La matérialité reflète les valeurs du projet. Le bois, bien qu’étant omniprésent dans la structure sera protégé en façade pour une plus grande pérennité de l’ouvrage. Il restera visible au niveau des menuiseries et des linteaux en second plan. Au premier plan les casquettes et les jardinières fortement exposées seront traitées en béton préfabriqué. Les trumeaux plus exposés sont habillés d’une écorce métallique. Nous assurerons ainsi la durabilité du projet. En dehors des matériaux biosourcés, nous nous sommes également attachés à faire du réemploi de matériaux in situ. Ainsi la structure métallique accueillant actuellement Réavie sur le site est réemployée au niveau de l’ombrière attenante au poste de redressement RATP. Cet espace abrite et dissimule les zones de stockages de la DEVE tout en intégrant le poste de redressement au projet d’ensemble.

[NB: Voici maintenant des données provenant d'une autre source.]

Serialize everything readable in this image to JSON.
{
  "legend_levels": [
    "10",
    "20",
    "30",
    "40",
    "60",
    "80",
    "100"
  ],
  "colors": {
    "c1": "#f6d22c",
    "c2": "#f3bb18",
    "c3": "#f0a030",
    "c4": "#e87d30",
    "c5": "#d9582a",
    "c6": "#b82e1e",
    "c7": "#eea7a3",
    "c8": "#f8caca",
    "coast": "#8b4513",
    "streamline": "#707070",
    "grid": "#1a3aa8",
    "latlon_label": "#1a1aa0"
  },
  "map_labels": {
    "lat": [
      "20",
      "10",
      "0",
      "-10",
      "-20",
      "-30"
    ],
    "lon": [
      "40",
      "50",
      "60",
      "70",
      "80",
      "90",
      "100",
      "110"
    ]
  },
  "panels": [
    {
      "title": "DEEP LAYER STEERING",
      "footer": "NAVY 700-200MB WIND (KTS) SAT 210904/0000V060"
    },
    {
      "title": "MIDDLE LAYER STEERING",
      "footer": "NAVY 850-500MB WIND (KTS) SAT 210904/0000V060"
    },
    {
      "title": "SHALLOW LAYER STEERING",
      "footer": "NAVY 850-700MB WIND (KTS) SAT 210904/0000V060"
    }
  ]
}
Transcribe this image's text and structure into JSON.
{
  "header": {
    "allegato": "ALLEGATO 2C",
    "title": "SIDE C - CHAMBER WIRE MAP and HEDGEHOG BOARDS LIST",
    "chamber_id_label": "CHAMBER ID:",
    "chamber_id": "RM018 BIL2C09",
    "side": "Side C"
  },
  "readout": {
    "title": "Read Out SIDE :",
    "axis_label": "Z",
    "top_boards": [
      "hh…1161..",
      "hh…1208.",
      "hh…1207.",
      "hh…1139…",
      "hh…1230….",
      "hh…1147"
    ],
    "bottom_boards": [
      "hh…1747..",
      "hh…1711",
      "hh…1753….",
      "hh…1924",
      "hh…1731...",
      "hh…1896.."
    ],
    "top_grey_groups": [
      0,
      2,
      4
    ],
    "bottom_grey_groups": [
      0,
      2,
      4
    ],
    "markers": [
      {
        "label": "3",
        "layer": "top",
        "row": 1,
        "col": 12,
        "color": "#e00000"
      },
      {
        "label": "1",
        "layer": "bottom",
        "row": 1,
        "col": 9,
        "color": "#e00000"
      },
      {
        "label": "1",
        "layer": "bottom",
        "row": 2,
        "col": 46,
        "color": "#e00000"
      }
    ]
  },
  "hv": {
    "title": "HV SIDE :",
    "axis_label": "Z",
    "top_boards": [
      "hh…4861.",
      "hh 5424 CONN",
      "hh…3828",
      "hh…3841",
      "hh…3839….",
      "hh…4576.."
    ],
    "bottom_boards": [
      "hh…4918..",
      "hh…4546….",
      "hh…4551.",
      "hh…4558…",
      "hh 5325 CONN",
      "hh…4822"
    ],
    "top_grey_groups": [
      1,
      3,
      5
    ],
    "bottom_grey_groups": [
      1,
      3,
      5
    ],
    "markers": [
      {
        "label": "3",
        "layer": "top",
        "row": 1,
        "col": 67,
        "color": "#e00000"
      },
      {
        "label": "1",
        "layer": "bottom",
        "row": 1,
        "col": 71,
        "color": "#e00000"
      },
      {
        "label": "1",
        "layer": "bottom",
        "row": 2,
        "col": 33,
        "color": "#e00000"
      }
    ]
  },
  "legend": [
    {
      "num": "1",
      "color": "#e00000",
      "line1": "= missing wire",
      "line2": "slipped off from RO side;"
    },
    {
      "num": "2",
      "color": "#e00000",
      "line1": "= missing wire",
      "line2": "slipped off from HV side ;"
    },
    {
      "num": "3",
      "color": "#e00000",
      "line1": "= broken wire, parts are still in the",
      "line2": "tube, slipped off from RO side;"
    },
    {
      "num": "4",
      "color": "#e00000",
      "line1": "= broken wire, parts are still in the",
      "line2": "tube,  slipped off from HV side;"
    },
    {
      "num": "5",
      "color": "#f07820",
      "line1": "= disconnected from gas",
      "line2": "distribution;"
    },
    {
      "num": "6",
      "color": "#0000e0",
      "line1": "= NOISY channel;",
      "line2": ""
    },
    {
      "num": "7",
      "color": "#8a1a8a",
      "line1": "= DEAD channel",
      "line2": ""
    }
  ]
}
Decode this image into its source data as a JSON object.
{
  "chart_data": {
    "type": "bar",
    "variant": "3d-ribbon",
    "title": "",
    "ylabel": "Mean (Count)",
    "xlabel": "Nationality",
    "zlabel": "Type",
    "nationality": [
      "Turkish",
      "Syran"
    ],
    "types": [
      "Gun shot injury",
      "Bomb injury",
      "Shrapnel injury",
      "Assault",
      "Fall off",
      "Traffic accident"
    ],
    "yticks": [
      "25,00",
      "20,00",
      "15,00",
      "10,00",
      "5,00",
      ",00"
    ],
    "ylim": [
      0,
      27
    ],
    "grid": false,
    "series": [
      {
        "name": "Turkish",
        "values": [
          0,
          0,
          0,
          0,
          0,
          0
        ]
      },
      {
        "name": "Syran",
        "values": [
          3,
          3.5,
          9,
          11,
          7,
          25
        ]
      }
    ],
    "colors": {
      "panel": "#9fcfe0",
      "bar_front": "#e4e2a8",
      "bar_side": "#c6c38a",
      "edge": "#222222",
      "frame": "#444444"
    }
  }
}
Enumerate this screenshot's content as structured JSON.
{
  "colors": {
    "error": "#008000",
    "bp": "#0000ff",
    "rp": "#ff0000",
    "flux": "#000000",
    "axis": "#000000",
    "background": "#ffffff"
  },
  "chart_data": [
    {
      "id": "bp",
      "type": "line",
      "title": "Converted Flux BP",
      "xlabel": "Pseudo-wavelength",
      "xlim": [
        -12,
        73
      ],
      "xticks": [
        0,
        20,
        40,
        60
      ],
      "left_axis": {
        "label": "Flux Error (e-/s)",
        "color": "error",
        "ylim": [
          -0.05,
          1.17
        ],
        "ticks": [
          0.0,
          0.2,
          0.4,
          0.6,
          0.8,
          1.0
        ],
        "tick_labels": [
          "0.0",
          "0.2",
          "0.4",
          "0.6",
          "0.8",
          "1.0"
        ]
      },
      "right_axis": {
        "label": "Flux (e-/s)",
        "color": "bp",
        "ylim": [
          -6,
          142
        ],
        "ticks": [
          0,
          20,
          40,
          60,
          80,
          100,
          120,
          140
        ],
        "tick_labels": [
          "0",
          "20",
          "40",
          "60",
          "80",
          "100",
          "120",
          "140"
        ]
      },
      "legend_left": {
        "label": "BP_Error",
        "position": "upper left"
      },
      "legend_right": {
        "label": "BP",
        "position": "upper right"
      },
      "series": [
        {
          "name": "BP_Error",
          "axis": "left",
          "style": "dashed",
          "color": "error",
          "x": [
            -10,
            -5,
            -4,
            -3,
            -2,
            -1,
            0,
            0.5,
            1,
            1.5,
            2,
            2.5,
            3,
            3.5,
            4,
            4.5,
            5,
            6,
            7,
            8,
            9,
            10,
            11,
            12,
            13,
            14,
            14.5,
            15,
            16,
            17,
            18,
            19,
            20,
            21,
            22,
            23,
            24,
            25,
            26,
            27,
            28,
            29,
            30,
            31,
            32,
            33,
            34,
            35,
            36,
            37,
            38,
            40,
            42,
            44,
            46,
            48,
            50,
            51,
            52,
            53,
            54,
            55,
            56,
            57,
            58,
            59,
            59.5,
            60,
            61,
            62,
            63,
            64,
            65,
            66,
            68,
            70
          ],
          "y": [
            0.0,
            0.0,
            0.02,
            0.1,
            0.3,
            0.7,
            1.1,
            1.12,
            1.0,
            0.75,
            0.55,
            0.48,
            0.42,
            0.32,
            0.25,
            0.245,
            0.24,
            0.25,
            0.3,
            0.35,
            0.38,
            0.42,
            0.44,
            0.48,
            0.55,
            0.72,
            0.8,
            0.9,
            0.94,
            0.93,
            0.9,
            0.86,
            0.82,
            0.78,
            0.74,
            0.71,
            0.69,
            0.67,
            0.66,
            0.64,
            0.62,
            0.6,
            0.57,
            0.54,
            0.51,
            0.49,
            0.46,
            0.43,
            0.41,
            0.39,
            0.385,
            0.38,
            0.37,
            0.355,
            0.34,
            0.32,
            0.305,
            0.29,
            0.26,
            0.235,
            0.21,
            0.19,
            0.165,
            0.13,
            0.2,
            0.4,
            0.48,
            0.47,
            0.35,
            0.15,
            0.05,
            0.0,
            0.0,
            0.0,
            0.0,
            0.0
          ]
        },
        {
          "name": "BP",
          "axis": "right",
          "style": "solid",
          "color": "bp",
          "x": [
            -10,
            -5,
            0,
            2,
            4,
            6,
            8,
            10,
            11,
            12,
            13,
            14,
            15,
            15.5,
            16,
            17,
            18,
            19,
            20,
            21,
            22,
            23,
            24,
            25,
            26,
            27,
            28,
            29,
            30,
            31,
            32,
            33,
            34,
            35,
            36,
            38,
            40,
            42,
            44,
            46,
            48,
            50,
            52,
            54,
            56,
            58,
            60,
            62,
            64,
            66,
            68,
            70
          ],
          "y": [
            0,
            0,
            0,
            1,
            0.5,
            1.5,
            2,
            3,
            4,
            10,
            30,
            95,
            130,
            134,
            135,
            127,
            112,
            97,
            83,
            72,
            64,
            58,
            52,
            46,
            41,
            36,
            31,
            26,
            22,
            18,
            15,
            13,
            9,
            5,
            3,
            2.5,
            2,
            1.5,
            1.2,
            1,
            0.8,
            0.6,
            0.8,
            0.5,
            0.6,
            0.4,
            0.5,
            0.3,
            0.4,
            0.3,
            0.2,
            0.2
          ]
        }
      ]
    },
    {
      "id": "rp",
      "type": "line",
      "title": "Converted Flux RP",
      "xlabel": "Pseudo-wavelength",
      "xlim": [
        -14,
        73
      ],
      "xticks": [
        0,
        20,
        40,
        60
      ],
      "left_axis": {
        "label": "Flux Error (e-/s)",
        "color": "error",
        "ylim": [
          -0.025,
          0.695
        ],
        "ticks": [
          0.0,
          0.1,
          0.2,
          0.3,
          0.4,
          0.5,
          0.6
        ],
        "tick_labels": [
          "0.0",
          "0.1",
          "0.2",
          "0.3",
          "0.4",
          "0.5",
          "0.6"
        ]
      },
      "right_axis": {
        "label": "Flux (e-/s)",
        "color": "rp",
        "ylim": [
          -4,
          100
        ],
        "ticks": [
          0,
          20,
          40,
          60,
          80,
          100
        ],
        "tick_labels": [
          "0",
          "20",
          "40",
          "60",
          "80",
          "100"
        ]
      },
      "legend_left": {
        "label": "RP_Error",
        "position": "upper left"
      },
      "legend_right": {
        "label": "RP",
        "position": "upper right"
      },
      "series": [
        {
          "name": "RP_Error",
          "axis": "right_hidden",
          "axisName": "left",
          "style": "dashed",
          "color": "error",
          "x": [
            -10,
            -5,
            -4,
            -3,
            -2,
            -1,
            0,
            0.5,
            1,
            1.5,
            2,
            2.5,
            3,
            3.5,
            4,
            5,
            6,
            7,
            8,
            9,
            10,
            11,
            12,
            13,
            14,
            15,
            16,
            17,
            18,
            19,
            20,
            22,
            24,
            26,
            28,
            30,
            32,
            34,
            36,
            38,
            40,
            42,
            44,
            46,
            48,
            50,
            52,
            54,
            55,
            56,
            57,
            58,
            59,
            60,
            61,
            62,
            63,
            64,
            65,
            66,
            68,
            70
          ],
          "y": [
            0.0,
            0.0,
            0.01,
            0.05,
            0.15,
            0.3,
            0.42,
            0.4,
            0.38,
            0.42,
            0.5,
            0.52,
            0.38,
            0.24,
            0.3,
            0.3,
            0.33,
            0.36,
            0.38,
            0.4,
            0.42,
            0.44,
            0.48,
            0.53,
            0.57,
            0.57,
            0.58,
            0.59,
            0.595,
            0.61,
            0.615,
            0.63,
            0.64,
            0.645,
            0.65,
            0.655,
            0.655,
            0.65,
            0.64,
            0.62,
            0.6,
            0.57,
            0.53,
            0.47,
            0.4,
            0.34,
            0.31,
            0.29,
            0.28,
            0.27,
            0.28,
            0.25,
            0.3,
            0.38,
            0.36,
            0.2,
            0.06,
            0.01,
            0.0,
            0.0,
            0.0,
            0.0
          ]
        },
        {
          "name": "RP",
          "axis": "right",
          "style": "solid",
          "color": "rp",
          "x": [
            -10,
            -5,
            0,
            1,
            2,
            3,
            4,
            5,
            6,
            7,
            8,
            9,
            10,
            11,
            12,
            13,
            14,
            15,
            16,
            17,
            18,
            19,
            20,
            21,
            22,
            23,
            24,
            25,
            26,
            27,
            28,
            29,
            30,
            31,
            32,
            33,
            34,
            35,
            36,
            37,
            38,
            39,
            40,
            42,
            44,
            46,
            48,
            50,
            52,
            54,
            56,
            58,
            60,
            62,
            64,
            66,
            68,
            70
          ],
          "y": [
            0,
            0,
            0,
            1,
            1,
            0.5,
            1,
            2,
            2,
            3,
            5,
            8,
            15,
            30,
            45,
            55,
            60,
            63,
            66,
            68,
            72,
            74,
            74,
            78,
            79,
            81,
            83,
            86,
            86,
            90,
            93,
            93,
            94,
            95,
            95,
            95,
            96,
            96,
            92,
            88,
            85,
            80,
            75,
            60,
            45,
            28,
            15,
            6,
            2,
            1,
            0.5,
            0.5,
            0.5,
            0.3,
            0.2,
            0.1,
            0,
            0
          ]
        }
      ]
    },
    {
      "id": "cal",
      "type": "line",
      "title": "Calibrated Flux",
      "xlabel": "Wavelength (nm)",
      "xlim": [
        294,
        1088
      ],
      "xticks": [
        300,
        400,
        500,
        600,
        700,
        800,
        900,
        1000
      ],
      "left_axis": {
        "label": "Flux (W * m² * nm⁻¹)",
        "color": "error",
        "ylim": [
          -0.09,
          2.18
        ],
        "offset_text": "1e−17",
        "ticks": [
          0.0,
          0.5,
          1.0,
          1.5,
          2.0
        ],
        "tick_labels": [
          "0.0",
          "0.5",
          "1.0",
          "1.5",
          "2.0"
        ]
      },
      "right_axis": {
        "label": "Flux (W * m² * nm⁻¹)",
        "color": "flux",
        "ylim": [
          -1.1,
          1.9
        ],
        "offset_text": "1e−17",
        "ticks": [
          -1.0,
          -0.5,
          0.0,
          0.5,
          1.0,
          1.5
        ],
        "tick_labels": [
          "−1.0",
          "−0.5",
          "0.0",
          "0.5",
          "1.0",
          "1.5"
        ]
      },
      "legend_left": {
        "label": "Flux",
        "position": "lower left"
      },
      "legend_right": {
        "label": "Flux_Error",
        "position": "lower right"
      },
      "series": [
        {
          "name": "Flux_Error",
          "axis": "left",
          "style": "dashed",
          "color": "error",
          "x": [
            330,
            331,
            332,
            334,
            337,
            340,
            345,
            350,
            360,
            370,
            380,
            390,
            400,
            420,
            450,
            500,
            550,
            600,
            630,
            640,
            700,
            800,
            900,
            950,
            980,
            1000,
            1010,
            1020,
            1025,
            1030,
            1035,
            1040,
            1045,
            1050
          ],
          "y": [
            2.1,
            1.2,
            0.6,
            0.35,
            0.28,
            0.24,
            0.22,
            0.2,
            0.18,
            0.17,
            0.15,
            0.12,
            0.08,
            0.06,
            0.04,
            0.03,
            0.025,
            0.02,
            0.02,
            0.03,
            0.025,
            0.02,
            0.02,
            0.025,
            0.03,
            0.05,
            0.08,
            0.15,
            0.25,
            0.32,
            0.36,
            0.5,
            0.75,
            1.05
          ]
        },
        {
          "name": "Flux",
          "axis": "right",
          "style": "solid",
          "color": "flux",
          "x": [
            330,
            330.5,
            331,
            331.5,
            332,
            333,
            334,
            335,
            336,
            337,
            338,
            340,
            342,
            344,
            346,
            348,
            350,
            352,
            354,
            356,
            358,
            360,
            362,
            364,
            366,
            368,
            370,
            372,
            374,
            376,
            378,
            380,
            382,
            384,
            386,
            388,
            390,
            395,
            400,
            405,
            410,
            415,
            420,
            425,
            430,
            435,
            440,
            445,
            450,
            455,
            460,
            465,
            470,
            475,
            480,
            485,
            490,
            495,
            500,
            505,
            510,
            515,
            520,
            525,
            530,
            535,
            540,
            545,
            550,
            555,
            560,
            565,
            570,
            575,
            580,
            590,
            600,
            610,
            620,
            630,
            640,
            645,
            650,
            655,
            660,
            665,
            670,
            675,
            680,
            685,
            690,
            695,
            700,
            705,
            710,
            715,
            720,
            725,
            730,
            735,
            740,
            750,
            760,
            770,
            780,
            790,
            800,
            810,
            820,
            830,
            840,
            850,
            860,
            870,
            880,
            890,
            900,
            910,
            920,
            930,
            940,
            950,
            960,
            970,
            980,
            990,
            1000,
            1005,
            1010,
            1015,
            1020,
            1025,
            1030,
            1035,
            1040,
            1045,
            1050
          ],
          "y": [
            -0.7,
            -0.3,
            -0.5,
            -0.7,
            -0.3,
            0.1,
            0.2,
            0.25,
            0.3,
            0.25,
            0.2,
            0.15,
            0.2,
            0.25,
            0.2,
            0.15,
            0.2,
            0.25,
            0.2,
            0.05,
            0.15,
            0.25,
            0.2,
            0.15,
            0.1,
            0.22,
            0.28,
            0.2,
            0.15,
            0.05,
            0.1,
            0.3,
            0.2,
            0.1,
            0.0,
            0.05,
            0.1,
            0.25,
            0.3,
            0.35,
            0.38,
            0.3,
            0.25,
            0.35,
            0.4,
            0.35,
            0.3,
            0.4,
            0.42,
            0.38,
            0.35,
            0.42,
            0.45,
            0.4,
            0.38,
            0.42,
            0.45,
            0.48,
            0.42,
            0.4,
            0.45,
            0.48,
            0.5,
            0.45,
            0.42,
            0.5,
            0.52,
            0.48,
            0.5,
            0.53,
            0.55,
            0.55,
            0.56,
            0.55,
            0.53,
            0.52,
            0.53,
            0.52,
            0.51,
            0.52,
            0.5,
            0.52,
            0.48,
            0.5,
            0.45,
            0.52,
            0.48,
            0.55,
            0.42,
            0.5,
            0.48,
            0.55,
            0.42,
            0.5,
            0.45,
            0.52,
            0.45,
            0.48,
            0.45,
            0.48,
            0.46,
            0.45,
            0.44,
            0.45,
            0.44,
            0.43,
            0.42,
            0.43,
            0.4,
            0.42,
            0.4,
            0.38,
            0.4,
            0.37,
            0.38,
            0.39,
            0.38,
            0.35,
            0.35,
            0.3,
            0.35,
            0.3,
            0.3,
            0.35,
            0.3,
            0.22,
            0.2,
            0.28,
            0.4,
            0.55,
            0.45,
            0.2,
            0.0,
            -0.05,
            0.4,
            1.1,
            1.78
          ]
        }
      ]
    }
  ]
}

Construire pour 100 ans, c’est s’assurer de la pérennité du bâtiment mais également de sa résilience à l’évolution des usages. Nous avons choisi d’élaborer un système qui permet notamment une grande réversibilité du bâtiment. Le choix de la trame structurelle et du pas d’étage appropriés en sont les supports. Ils permettent la variation très aisée du programme de bureaux au grès des années, voire la transformation de bureaux en logements, et ainsi de suite. La façade a également été travaillée en ce sens. En effet, les jardinières plantées aujourd’hui peuvent devenir les balcons filants des logements de demain.